Surveillance Remains Top Priority for Financial Institutions 

Banks have made significant progress during the last decade in better managing market abuse risk, but bad actors continue to evolve their approaches in an attempt to fly under the radar of surveillance systems, according to Capco.

In its recent paper Trade & Communication Surveillance: Approaches to Vendor Selection, the authors Jonathan Lappage, Bea Simmons and Dan Young explore the evolving realm of market surveillance, emphasizing the critical impact of technologies such as artificial intelligence (AI) and machine learning on market regulation. 

Over the last few years, market and regulatory drivers contributed to increased complexity that banks have to contend with, meaning greater investment in surveillance solutions. 

Dan Young

However, this has at the same time racked up a significant amount of operational complexity, with many financial institutions operating anywhere from 5 -10 solutions, with some even more than that.

The paper mentioned that according to the FCA’s PATR, in 2021, 6.1% of trades during price sensitive announcements were anomalous; and the move to hybrid working also presents new challenges in monitoring the dissemination of inside information.

At the same time, in addition to the classic market abuse behaviours (e.g. insider trading, layering/spoofing, wash trades, marking the close/open), newer forms are emerging – these include pump and dump schemes led by social media ‘finfluencers’ and cybersecurity events (e.g. the hacking of regulator or newswire press releases prior to their publication to enable insider trading, and the dissemination and sale of confidential company information on the dark web), the paper said. 

According to Capco, a typical bank analyses between one million and three million trade and comms alerts per year (an average of 3,000-10,000 alerts per day1). 

“For each Suspicious Transaction Order Report (STOR) a bank raises, it will review anywhere from 15,000- 45,000 alerts, a vivid demonstration of the scale of false positives and potential to optimise alerting through effective alert calibration and analytics technologies,” the authors said.

To manage these high caseloads, banks have employed hundreds of on- and off-shore analysts – resulting in average annual surveillance spends, across technology and staff, of $10 million to $50 million per year, according to the findings.
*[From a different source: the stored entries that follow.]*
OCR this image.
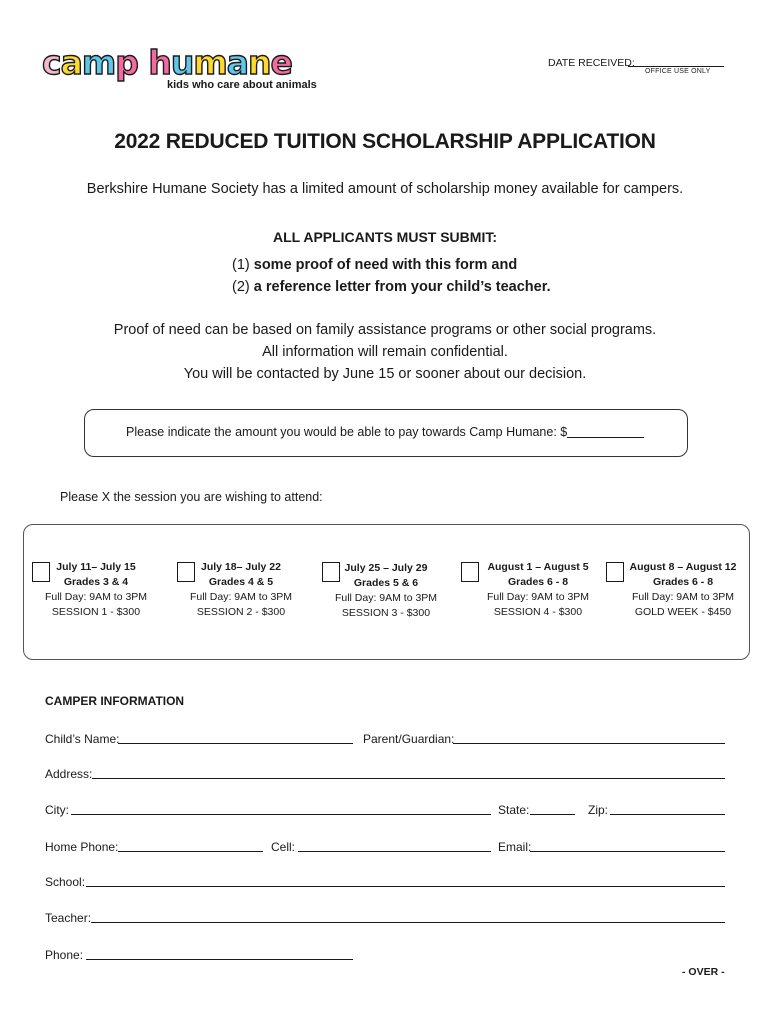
camp humane
kids who care about animals
DATE RECEIVED:
OFFICE USE ONLY
2022 REDUCED TUITION SCHOLARSHIP APPLICATION
Berkshire Humane Society has a limited amount of scholarship money available for campers.
ALL APPLICANTS MUST SUBMIT:
(1) some proof of need with this form and
(2) a reference letter from your child’s teacher.
Proof of need can be based on family assistance programs or other social programs.
All information will remain confidential.
You will be contacted by June 15 or sooner about our decision.
Please indicate the amount you would be able to pay towards Camp Humane: $
Please X the session you are wishing to attend:
July 11– July 15
Grades 3 & 4
Full Day: 9AM to 3PM
SESSION 1 - $300
July 18– July 22
Grades 4 & 5
Full Day: 9AM to 3PM
SESSION 2 - $300
July 25 – July 29
Grades 5 & 6
Full Day: 9AM to 3PM
SESSION 3 - $300
August 1 – August 5
Grades 6 - 8
Full Day: 9AM to 3PM
SESSION 4 - $300
August 8 – August 12
Grades 6 - 8
Full Day: 9AM to 3PM
GOLD WEEK - $450
CAMPER INFORMATION
Child’s Name:	Parent/Guardian:
Address:
City:	State:	Zip:
Home Phone:	Cell:	Email:
School:
Teacher:
Phone:
- OVER -
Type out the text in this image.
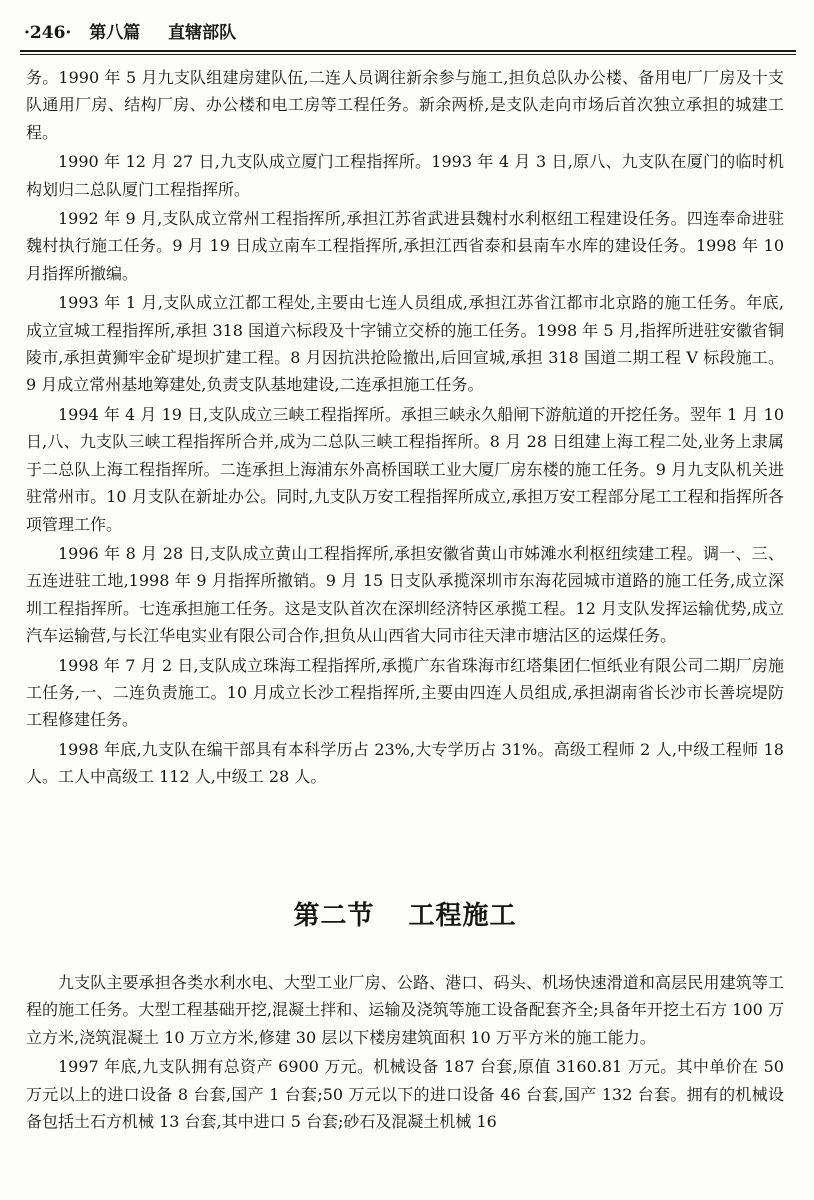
·246· 第八篇 直辖部队

务。1990 年 5 月九支队组建房建队伍,二连人员调往新余参与施工,担负总队办公楼、备用电厂厂房及十支队通用厂房、结构厂房、办公楼和电工房等工程任务。新余两桥,是支队走向市场后首次独立承担的城建工程。

1990 年 12 月 27 日,九支队成立厦门工程指挥所。1993 年 4 月 3 日,原八、九支队在厦门的临时机构划归二总队厦门工程指挥所。

1992 年 9 月,支队成立常州工程指挥所,承担江苏省武进县魏村水利枢纽工程建设任务。四连奉命进驻魏村执行施工任务。9 月 19 日成立南车工程指挥所,承担江西省泰和县南车水库的建设任务。1998 年 10 月指挥所撤编。

1993 年 1 月,支队成立江都工程处,主要由七连人员组成,承担江苏省江都市北京路的施工任务。年底,成立宣城工程指挥所,承担 318 国道六标段及十字铺立交桥的施工任务。1998 年 5 月,指挥所进驻安徽省铜陵市,承担黄狮牢金矿堤坝扩建工程。8 月因抗洪抢险撤出,后回宣城,承担 318 国道二期工程 V 标段施工。9 月成立常州基地筹建处,负责支队基地建设,二连承担施工任务。

1994 年 4 月 19 日,支队成立三峡工程指挥所。承担三峡永久船闸下游航道的开挖任务。翌年 1 月 10 日,八、九支队三峡工程指挥所合并,成为二总队三峡工程指挥所。8 月 28 日组建上海工程二处,业务上隶属于二总队上海工程指挥所。二连承担上海浦东外高桥国联工业大厦厂房东楼的施工任务。9 月九支队机关进驻常州市。10 月支队在新址办公。同时,九支队万安工程指挥所成立,承担万安工程部分尾工工程和指挥所各项管理工作。

1996 年 8 月 28 日,支队成立黄山工程指挥所,承担安徽省黄山市姊滩水利枢纽续建工程。调一、三、五连进驻工地,1998 年 9 月指挥所撤销。9 月 15 日支队承揽深圳市东海花园城市道路的施工任务,成立深圳工程指挥所。七连承担施工任务。这是支队首次在深圳经济特区承揽工程。12 月支队发挥运输优势,成立汽车运输营,与长江华电实业有限公司合作,担负从山西省大同市往天津市塘沽区的运煤任务。

1998 年 7 月 2 日,支队成立珠海工程指挥所,承揽广东省珠海市红塔集团仁恒纸业有限公司二期厂房施工任务,一、二连负责施工。10 月成立长沙工程指挥所,主要由四连人员组成,承担湖南省长沙市长善垸堤防工程修建任务。

1998 年底,九支队在编干部具有本科学历占 23%,大专学历占 31%。高级工程师 2 人,中级工程师 18 人。工人中高级工 112 人,中级工 28 人。

第二节 工程施工

九支队主要承担各类水利水电、大型工业厂房、公路、港口、码头、机场快速滑道和高层民用建筑等工程的施工任务。大型工程基础开挖,混凝土拌和、运输及浇筑等施工设备配套齐全;具备年开挖土石方 100 万立方米,浇筑混凝土 10 万立方米,修建 30 层以下楼房建筑面积 10 万平方米的施工能力。

1997 年底,九支队拥有总资产 6900 万元。机械设备 187 台套,原值 3160.81 万元。其中单价在 50 万元以上的进口设备 8 台套,国产 1 台套;50 万元以下的进口设备 46 台套,国产 132 台套。拥有的机械设备包括土石方机械 13 台套,其中进口 5 台套;砂石及混凝土机械 16
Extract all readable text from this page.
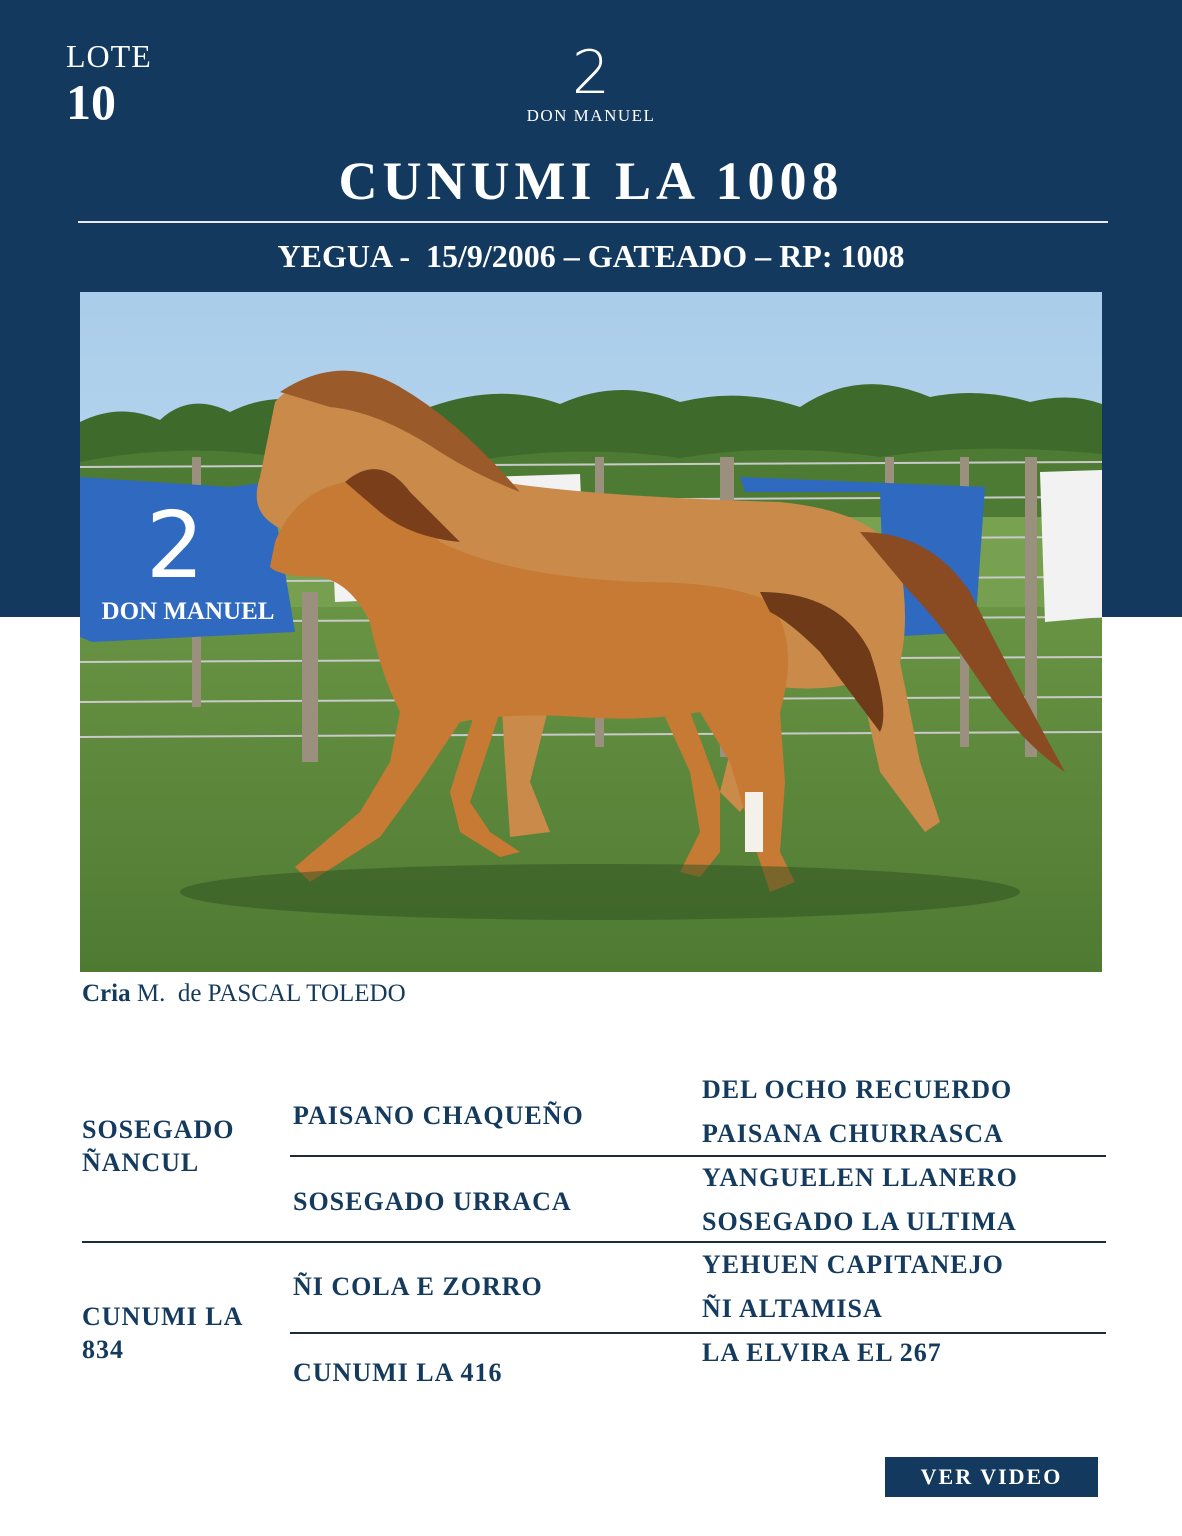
LOTE
10	2
DON MANUEL
CUNUMI LA 1008
YEGUA -  15/9/2006 – GATEADO – RP: 1008
2
DON MANUEL
Cria M.  de PASCAL TOLEDO
SOSEGADO ÑANCUL
CUNUMI LA 834
PAISANO CHAQUEÑO
SOSEGADO URRACA
ÑI COLA E ZORRO
CUNUMI LA 416
DEL OCHO RECUERDO
PAISANA CHURRASCA
YANGUELEN LLANERO
SOSEGADO LA ULTIMA
YEHUEN CAPITANEJO
ÑI ALTAMISA
LA ELVIRA EL 267
VER VIDEO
“And despite this sizeable spend, instances of market abuse still slip through the net, only to be detected when the regulator comes knocking.”

“So whilst surveillance is not a profit-making activity, and today’s financial climate is very much focussed on cost-cutting, firms must exercise due caution in reducing investment levels,” the authors said. 

Safe, trusted and compliant business encourages investment and attracts clients; the obverse can lead to regulatory enforcement actions with huge penalties and negative publicity, they said. 

Firms can, however, still optimise their surveillance frameworks, without massively increasing investment levels, the authors said.

According to the paper, almost all major financial institutions utilise external vendors for the majority of their surveillance needs as it tends to be more cost-effective and dependable. 

Nevertheless, given the size of the fragmented surveillance market it is not easy to navigate the market and select the right system to meet financial institutions (FIs)’ unique needs.

And depending on whether it is a sell-side or buy-side firm; or a market operator, there will be different solution needs.

According to the paper, vendors tend to have upwards of 100 ‘out of the box’ alert scenarios that are monitoring for different types of market abuse “FIs will select, often with assistance of the vendor, the subset of scenarios most relevant to their business, as identified through their risk assessments,” the paper said.

The authors said the market and regulatory drivers are reshaping firms’ approaches to surveillance, with key trends including cloud adoption, AI and machine learning, and a move to holistic surveillance – the ambition being to reduce costs, minimise false positives and better identify actual risks. 

“Firms should assess vendor solutions based on these factors as well as others including vendors’ asset class coverage, data scalability, data normalisation approach, and, of course, price point,” they said.

“Once a shortlist of vendors has been identified – in collaboration with Compliance, IT and the Business – it is important you run Proofs of Concept so each option can be compared, including against any incumbent supplier solution,” the added. 

“Implementing a new or replacing an existing solution can be a costly and time-consuming exercise; it is therefore vital you undertake thorough due diligence up-front to avoid mistakes which can take years to untangle,” they concluded.